Visually, Ruya is beautiful with a simple and clean design. Everything is rendered in 2D, but the artwork seems to pop thanks to the subtle backgrounds. The setting of Ruya takes place in a world of dreams, so you get to see a variety of surreal landscapes. The color palette in Ruya ranges with a nice mix of soft pastels and bolder hues that provide nice contrast with the darker background shades. The ambient soundtrack is packed with tranquil nature sounds, such as rainfall, snow, and wind, so it’s the ultimate atmospheric experience. The sound effects as you connect the pieces together are also soothing.
Like many other puzzle games, Ruya is level-based. There are eight chapters, with eight levels each. In the beginning of each level, you get to see a memory of Ruya’s, so a story unfolds as you make progress.

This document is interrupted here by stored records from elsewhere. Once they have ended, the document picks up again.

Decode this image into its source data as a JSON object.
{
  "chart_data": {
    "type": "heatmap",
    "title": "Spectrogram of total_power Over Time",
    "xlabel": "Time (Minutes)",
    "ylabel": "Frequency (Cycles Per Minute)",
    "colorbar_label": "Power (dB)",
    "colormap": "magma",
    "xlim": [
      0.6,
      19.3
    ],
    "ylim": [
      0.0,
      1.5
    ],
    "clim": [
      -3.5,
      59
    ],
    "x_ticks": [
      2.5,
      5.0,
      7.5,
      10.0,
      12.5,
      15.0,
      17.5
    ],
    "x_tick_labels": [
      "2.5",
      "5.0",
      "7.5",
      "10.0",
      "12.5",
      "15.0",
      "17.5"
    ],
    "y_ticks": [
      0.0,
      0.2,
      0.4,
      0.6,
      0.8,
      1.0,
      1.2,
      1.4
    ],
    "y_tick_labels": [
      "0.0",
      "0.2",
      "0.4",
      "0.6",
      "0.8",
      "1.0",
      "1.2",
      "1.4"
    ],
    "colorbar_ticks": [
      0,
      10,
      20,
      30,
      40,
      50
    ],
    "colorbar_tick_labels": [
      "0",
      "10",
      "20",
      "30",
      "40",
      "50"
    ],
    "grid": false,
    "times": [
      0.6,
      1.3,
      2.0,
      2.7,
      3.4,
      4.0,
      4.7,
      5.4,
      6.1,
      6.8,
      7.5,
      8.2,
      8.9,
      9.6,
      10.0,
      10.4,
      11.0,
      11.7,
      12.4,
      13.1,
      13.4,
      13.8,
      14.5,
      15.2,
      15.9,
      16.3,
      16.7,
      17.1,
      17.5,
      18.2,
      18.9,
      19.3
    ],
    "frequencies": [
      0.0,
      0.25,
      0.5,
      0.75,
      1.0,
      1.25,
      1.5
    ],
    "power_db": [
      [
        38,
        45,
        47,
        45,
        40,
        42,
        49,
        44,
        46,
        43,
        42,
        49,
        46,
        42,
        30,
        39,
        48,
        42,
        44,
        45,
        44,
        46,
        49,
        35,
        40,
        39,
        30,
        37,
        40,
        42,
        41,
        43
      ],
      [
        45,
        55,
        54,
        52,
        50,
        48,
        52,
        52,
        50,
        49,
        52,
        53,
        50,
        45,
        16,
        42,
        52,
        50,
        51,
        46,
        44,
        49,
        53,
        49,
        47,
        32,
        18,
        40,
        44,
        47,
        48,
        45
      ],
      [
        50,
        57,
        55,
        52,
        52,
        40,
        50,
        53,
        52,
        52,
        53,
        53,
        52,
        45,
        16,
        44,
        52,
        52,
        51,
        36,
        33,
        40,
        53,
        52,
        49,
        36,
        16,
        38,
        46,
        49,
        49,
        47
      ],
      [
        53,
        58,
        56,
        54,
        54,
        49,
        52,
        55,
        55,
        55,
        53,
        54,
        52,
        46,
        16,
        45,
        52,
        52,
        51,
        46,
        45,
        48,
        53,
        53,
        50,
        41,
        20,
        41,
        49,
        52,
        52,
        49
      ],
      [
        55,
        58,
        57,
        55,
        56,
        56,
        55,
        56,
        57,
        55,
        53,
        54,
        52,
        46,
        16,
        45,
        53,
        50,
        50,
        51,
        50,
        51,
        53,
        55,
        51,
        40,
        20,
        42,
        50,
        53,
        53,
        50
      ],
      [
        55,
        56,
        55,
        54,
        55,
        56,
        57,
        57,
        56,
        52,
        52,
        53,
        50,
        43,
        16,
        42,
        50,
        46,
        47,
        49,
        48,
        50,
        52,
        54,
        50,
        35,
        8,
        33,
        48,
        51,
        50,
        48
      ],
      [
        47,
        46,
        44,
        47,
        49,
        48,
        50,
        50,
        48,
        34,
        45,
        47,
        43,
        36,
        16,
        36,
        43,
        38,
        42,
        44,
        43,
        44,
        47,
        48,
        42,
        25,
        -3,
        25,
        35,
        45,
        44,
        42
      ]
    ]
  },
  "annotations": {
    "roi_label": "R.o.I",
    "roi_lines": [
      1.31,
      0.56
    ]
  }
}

Each puzzle must be completed before players can move on to the next one, so it’s fairly linear. There are no hints either, but the game does not require any, as the entire experience is designed to help you relax.
The game does not have a star system, points, or even impose a time limit, so you can play at your own pace. The only restriction are the number of moves you’re allotted per stage, but even this is not a big deal. The puzzles can get challenging, but they can all be solved within a few attempts.
So how do you play? Every stage features a different layout on the grid, and there will be some colored pieces to start with. If a piece is in a bubble, that means it takes two matches to clear it out, and the bubble nets you some extra moves, which can be rather helpful. At the bottom are colored characters to match with the game pieces on the board. A number on them indicates the amount of colored pieces you need to complete the puzzle.
At the top, Ruya appears and can add more colored pieces to the board if needed — just tap on an empty space for her to add a piece (this doesn’t count as a move). There’s also a specific pattern shown that you need to match when you connect like-colored pieces together for it to count. To connect the pieces together, just use your finger to trace a line through the pieces you want to use.
If the board fills up and there are no possible moves left, you lose a move and the board gets reshuffled. More moves are added if you pop the bubbles that pieces are in, and those don’t count until they’re popped, adding to the challenge.